MCA DiscoVision

Cash Box
March 31, 1979

Capitol's Menon Ready To Meet Market Demand

Bhaskar Menon, chairman of the EMI Music Group Worldwide, notes, "I think that the whole idea of audio-visual application is very important. I think it will be even more important than video tape cassettes because it has a familiar consumer use and in the long run, will be far more inexpensive.

"As far as we're concerned as software producers in the tradition of Capitol Records, we will produce our software in any viable form that the consumer demands."

Commenting on the future ties of music and video, Menon says, "The visual and the audio arts are natural allies and this new innovation will bring them much closer together. This general human perception has very seldom used one sense to the exclusion of the other. There is a conjoint human experience to be served.

"Now we're talking about software which can be retailed in the same way that we retail our products, not distributed in the way that television and motion pictures have traditionally been. So, we think that the video disc is a much closer product to the record industry's traditional merchandising, production and distribution concepts."

Will video disc be used for promotional purposes in retail outlets?

"No questions about it," says Menon. "As a matter of fact, over a year ago, we started an audio visual unit right here at Capitol Records. It is engaged full-time in filming our artist for films, in-store displays and television spots. Video discs are the natural outcome for what is becoming a visually -oriented public.

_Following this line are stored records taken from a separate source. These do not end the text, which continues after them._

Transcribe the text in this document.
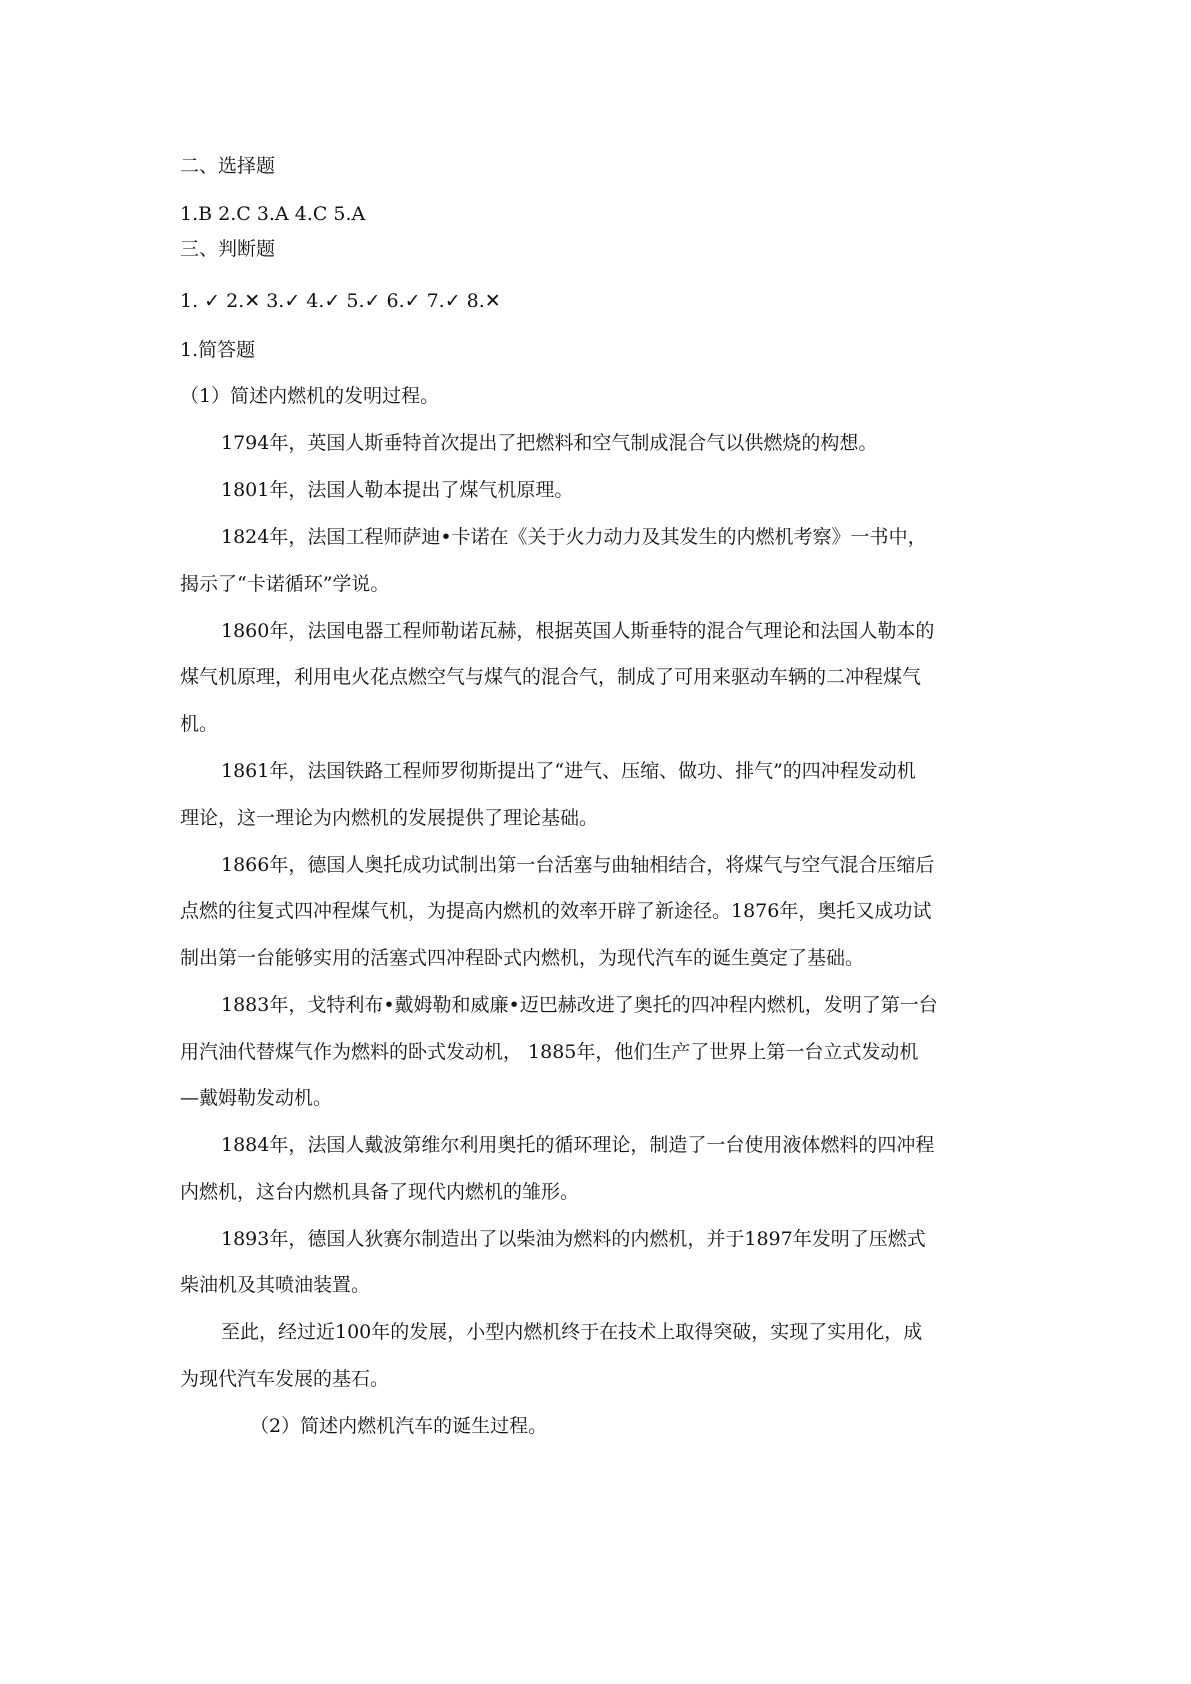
二、选择题
1.B 2.C 3.A 4.C 5.A
三、判断题
1. ✓ 2.✕ 3.✓ 4.✓ 5.✓ 6.✓ 7.✓ 8.✕
1.简答题
（1）简述内燃机的发明过程。
1794年，英国人斯垂特首次提出了把燃料和空气制成混合气以供燃烧的构想。
1801年，法国人勒本提出了煤气机原理。
1824年，法国工程师萨迪•卡诺在《关于火力动力及其发生的内燃机考察》一书中，
揭示了“卡诺循环”学说。
1860年，法国电器工程师勒诺瓦赫，根据英国人斯垂特的混合气理论和法国人勒本的
煤气机原理，利用电火花点燃空气与煤气的混合气，制成了可用来驱动车辆的二冲程煤气
机。
1861年，法国铁路工程师罗彻斯提出了“进气、压缩、做功、排气”的四冲程发动机
理论，这一理论为内燃机的发展提供了理论基础。
1866年，德国人奥托成功试制出第一台活塞与曲轴相结合，将煤气与空气混合压缩后
点燃的往复式四冲程煤气机，为提高内燃机的效率开辟了新途径。1876年，奥托又成功试
制出第一台能够实用的活塞式四冲程卧式内燃机，为现代汽车的诞生奠定了基础。
1883年，戈特利布•戴姆勒和威廉•迈巴赫改进了奥托的四冲程内燃机，发明了第一台
用汽油代替煤气作为燃料的卧式发动机， 1885年，他们生产了世界上第一台立式发动机
—戴姆勒发动机。
1884年，法国人戴波第维尔利用奥托的循环理论，制造了一台使用液体燃料的四冲程
内燃机，这台内燃机具备了现代内燃机的雏形。
1893年，德国人狄赛尔制造出了以柴油为燃料的内燃机，并于1897年发明了压燃式
柴油机及其喷油装置。
至此，经过近100年的发展，小型内燃机终于在技术上取得突破，实现了实用化，成
为现代汽车发展的基石。
（2）简述内燃机汽车的诞生过程。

"I think that the static merchandising items that have traditionally been a part of record stores will be tremendously overshadowed, if not totally supplanted, by audiovisual displays inside the stores.

Menon does not feel that the onslaught of video technology will necessarily change the face of the music industry. "I think it will enhance it, but I don't see this a threat to the music business. It will also create an environment for the growth of a new kind of creative effort and people from a number of different industries, including film, music,educational, institutional, advertising and many others.

"My own personal confidence in this system's future is further enhanced and enriched by what I know is the tremendous support it enjoys from the visions of a man such as Lew Wasserman (MCA, Inc. chairman of the board), whose judgement and guidance have been a conspicuous part of the program's development from the beginning.

"Like many others within this industry, I believe he is a man who has put his money where his mouth is."